Gastei mais tempo no trajeto ferroviário de ida e volta do Rio de Janeiro a Santa Cruz do que propriamente no distrito. Meu destino era a Base Aérea e fui informada que era longe da estação. O conselho da simpática jovem a quem pedi informações foi chamar Uber, explico que não uso o aplicativo; ela pergunta se estou disposta a ir de mototáxi. Dou risada. Vou de táxi. Ela me indica a direção do ponto próximo.
Gostei do bairro à primeira vista. No entorno da estação há um mar de barraquinhas que ocupam as calçadas em frente às lojas comerciais. Tudo muito colorido, agitado e barulhento. Consulto o taxista, ele explica que é meio complicado entrar na Base, que o hangar é longe da entrada, enfim, nas entrelinhas, fica a ideia de que a idosa não suportaria a distância. O que ele não sabe é que, felizmente, distâncias não me assustam. Aproveita para mostrar alguns lugares históricos da cidade ‒ sim, mais que um bairro Santa Cruz parece uma pequena cidade do extremo oeste carioca.
Tudo começou com a Fazenda de Santa Cruz doada aos jesuítas que a desenvolveram e a propriedade chegou abranger a área entre Mangaratiba e Vassouras. O latifúndio era identificado por uma imensa cruz de madeira. Tudo terminou quando o Marquês de Pombal expulsou os jesuítas de Portugal em 1759 e as propriedades da Companhia de Jesus foram transferidas para a Coroa e, no Brasil, subordinaram-se aos vice-reis. A chegada da família real em 1808 mudou o panorama local, quando a fazenda tornou-se lugar de veraneio, tendo o convento sido transformado em paço real ou Palácio Real de Santa Cruz e, com a independência, Palácio Imperial de Santa Cruz.
A presença dos príncipes impulsionou o desenvolvimento de Santa Cruz. Assim, quando a ferrovia chegou em 1878, o lugar era havia muitos anos o local preferido da família real para longas estadias. Foi lá também que se instalou a primeira agência postal do Brasil em 22 de novembro de 1842.

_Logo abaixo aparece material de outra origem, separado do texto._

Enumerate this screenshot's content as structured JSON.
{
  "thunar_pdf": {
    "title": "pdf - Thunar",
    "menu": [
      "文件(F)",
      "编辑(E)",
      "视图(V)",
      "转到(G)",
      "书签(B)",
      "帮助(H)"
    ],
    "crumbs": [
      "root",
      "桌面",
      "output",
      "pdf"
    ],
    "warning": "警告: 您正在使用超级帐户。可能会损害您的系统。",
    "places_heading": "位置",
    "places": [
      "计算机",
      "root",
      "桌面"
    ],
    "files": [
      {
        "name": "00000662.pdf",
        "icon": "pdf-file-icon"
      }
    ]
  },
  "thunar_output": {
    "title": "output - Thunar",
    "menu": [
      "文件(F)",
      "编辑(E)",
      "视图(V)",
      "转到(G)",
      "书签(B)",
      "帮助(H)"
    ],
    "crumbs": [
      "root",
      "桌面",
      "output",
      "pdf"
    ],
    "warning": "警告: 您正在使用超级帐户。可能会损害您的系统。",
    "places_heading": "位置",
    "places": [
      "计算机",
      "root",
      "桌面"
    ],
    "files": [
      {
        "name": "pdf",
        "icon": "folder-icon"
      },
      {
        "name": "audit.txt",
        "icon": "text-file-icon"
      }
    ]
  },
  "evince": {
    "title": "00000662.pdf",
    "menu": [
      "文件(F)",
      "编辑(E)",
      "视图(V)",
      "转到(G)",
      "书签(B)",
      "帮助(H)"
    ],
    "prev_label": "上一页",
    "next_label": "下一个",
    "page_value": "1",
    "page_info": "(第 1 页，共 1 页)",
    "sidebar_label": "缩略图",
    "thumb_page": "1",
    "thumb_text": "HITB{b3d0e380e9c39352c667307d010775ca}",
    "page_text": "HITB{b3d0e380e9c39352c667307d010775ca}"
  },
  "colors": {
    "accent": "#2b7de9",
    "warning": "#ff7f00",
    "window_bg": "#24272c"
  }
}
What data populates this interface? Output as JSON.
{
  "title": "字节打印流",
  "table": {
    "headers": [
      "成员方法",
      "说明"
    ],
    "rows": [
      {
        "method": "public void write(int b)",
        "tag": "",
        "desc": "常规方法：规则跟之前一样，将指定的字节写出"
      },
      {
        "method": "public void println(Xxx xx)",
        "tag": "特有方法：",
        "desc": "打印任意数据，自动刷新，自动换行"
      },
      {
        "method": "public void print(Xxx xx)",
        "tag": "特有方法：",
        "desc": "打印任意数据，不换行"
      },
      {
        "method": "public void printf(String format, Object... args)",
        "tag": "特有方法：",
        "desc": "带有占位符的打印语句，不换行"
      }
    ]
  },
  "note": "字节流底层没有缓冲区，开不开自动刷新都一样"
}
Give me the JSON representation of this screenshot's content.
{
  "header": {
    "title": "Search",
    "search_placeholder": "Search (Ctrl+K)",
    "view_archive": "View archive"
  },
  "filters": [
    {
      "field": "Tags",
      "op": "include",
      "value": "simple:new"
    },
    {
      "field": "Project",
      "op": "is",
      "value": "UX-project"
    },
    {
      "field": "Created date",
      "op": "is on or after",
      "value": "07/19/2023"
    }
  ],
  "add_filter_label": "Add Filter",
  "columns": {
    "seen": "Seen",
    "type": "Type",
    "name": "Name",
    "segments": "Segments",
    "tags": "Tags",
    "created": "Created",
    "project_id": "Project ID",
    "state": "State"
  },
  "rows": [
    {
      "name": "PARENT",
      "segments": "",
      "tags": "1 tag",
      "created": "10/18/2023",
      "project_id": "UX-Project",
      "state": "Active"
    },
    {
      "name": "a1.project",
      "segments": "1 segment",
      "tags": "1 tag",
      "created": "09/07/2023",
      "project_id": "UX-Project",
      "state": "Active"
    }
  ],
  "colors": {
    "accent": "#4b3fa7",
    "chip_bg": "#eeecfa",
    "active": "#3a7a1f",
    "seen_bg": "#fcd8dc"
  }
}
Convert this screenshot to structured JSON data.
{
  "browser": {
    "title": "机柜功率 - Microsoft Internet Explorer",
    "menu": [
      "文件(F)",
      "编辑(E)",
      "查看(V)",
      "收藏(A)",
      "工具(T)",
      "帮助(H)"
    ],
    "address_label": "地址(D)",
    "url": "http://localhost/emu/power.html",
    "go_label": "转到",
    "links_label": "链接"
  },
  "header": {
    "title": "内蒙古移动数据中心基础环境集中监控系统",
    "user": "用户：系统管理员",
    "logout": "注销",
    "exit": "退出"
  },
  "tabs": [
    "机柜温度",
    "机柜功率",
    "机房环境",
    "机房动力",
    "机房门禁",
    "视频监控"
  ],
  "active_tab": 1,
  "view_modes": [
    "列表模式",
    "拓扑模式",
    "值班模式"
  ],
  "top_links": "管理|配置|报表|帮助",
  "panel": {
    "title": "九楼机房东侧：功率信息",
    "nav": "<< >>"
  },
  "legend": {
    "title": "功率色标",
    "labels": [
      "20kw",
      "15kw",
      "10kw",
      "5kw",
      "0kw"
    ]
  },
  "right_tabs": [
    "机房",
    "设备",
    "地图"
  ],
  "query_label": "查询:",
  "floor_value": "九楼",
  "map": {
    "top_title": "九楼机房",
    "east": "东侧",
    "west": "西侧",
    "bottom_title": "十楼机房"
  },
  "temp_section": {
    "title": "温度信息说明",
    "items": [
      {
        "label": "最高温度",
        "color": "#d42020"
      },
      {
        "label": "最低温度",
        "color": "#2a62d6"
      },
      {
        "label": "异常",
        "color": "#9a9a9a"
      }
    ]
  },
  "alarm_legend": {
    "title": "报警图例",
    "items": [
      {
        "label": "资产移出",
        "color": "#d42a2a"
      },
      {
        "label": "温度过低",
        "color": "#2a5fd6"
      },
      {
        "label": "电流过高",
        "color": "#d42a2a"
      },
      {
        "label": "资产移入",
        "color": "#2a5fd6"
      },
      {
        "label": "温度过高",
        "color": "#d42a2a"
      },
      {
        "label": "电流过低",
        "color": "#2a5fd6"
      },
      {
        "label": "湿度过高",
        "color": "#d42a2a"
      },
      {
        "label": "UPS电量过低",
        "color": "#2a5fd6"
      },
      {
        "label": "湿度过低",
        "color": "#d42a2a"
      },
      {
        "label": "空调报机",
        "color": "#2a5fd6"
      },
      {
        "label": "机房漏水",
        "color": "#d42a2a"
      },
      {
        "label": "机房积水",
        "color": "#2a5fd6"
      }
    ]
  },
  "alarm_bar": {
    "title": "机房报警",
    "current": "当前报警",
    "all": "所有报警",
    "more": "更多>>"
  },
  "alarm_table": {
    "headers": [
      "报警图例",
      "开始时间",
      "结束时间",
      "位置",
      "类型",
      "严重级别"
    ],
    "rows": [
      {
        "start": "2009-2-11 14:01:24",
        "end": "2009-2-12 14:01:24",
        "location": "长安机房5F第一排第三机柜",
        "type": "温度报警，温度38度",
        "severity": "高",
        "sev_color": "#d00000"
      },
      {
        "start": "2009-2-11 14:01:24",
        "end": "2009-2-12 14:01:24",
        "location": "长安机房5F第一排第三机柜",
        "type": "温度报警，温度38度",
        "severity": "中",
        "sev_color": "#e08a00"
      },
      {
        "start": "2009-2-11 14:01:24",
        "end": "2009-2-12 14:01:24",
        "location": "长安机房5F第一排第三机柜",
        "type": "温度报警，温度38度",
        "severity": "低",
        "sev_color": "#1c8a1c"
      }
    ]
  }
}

O Palácio Imperial hoje abriga a sede do Batalhão-Escola de Engenharia ‒ Batalhão Vilagran Cabrita. O Palacete Princesa Isabel, muito bem conservado, foi inaugurado pelo imperador D. Pedro II em 1881 para ser a sede administrativa do matadouro público e a meta da prefeitura é transformá-lo em Centro Cultural Princesa Isabel. A bela fonte Wallace, um dos cem exemplares doados pelo filantropo inglês Sir Richard Wallace a várias cidades do mundo no século XIX, também faz parte da história imperial em Santa Cruz.
O hangar do Zeppelin, que me atraiu, foi inaugurado em dezembro de 1936 e é tombado pelo Patrimônio Histórico e Artístico Nacional. Para os mais jovens o Zeppelin é a denominação do aeróstato (grosso modo, um balão inflado por 200 mil m³ de hidrogênio) dirigível criado pelos alemães nos anos de 1930 para viagens transatlânticas. O primeiro a pousar no Brasil foi em 21 de maio de 1930 em Recife e no dia 25 pousou no Campo dos Afonsos, no Rio de Janeiro. Houve mais três viagens até que fosse inaugurado o hangar em Santa Cruz. Ao todo foram nove viagens entre Brasil e Alemanha, mas a tragédia de Nova York em 1937 ‒ o incêndio do Hindenburg que causou a morte de 35 pessoas ‒ e o panorama político internacional provocaram o fim da era de transporte por balões.
O hangar brasileiro é um dos raros do mundo que estão preservados, mas infelizmente não foi ainda desta vez que consegui visitar o hangar. Mais um motivo para voltar ao Rio de Janeiro.